04/20/16

Le drame conjugal d’Edward Albee revisité

Qui a peur de Virginia Woolf ?Qui-a-peur-de-virginia-woolf_slideshow

 

Sans en avoir prévenu George, son mari, Martha invite, à l’issue d’une soirée déjà bien arrosée, un jeune couple. L’alcool aidant, une scène de ménage éclate : George et Martha se déchirent. Pas de pitié, pas de pudeur. Les mots claquent. Dans cette atmosphère délétère, les jeunes mariés finissent par dévoiler, à leur tour, leurs petits secrets inavouables… 

Un huis clos grinçant, admirablement bien joué, qui dresse le portrait au vitriol de la petite bourgeoisie américaine et de ses hypocrisies sociales et conjugales.

Une joute oratoire qui nous scotche dans nos fauteuils, car c’est bien la langue qui est au centre de la pièce.

Amour mort, ambitions déçues, vanité … : le conflit nous est contemporain.

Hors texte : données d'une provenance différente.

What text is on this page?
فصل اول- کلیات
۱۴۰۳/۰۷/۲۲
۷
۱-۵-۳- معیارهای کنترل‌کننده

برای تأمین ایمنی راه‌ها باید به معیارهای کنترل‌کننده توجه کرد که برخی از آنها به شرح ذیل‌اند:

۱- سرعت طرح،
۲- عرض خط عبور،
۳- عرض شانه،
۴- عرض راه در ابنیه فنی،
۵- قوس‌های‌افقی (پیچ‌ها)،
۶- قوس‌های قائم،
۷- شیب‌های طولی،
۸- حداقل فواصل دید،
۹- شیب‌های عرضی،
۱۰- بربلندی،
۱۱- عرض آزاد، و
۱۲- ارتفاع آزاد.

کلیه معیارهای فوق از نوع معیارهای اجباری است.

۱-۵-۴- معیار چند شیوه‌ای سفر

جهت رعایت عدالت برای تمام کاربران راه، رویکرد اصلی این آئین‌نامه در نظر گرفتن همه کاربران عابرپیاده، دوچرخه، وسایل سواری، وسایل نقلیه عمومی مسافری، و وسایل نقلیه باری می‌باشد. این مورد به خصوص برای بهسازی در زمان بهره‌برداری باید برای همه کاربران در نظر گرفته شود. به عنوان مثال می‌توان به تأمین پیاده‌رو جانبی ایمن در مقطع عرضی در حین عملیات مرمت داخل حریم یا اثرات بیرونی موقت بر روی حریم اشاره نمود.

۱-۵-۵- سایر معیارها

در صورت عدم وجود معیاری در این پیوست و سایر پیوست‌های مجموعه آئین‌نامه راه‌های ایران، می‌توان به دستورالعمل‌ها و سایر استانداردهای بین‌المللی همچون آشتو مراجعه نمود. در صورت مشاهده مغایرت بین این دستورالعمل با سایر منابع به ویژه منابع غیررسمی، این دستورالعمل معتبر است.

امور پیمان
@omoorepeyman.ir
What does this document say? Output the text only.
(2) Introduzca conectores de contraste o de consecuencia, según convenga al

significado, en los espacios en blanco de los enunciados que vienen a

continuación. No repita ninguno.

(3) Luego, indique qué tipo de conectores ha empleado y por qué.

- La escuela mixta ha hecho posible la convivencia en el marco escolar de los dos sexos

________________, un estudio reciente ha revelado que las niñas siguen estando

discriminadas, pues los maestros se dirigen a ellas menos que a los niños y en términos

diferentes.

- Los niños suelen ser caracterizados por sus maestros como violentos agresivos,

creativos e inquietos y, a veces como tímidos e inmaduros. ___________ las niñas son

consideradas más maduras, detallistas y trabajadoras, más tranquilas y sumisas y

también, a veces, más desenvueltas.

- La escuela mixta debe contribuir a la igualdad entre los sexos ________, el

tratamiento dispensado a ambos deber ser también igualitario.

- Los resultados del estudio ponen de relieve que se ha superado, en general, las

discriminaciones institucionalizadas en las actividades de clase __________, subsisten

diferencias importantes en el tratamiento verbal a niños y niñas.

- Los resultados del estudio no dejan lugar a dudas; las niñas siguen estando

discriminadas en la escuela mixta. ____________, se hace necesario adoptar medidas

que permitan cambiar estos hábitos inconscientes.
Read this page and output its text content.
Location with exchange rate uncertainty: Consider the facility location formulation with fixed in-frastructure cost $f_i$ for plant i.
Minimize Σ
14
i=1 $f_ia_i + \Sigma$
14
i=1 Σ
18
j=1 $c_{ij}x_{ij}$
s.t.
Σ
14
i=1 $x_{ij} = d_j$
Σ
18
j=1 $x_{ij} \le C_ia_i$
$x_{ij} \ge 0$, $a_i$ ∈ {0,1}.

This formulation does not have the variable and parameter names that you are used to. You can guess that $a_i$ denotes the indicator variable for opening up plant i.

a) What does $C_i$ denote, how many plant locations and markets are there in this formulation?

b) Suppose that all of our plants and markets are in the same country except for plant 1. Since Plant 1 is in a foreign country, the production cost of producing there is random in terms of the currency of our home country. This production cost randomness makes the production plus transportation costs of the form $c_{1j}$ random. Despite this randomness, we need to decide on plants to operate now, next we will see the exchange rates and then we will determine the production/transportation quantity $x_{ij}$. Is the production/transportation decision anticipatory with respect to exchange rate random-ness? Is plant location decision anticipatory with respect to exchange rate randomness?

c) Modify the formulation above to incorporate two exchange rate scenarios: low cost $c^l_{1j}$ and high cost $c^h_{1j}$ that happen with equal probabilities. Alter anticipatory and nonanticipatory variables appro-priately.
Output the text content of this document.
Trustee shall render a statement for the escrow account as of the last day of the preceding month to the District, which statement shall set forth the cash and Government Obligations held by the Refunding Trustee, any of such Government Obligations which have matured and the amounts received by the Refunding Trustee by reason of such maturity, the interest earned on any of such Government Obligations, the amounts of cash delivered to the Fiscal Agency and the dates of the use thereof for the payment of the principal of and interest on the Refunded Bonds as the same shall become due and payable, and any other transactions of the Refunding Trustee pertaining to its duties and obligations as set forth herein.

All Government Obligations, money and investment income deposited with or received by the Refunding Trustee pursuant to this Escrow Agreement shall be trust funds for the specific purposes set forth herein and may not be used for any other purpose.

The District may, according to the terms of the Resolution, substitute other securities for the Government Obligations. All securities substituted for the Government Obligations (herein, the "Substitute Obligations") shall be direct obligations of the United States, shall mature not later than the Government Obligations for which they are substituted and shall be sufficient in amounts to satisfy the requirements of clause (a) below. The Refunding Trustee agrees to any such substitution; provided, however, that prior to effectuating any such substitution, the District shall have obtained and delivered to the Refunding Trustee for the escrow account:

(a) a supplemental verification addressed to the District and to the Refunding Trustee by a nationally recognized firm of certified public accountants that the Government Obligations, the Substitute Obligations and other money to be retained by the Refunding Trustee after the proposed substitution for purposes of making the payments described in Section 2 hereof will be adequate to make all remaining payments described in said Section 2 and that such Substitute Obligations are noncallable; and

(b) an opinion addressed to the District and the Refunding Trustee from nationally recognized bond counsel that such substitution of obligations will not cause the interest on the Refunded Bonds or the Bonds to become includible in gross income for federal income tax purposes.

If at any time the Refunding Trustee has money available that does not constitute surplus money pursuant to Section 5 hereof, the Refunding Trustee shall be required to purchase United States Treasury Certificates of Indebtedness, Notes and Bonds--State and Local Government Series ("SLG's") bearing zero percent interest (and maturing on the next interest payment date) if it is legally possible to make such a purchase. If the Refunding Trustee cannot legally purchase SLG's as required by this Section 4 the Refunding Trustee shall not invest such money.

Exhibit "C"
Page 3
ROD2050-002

Une atmosphère lourde et suffocante qui nous étreint. Il arrive qu’on rie, mais c’est d’un rire amer.

La névrose et la folie ne sont pas loin, resserrées par un décor et une mise en scène, très dépouillés.

Une pièce d’une résonnance toute particulière qui n’est pas sans nous laisser de marbre !

 

Mise en scène Alain Françon

Avec Dominique Valadié, Wladimir Yordanoff, Pierre-François Garel et Julia Faure

Cinq nominations aux Molières 2016

 

 

N.B : une adaptation d’une pièce contemporaine, interprétée également au cinéma par Elizabeth Taylor et Richard Burton (à voir !)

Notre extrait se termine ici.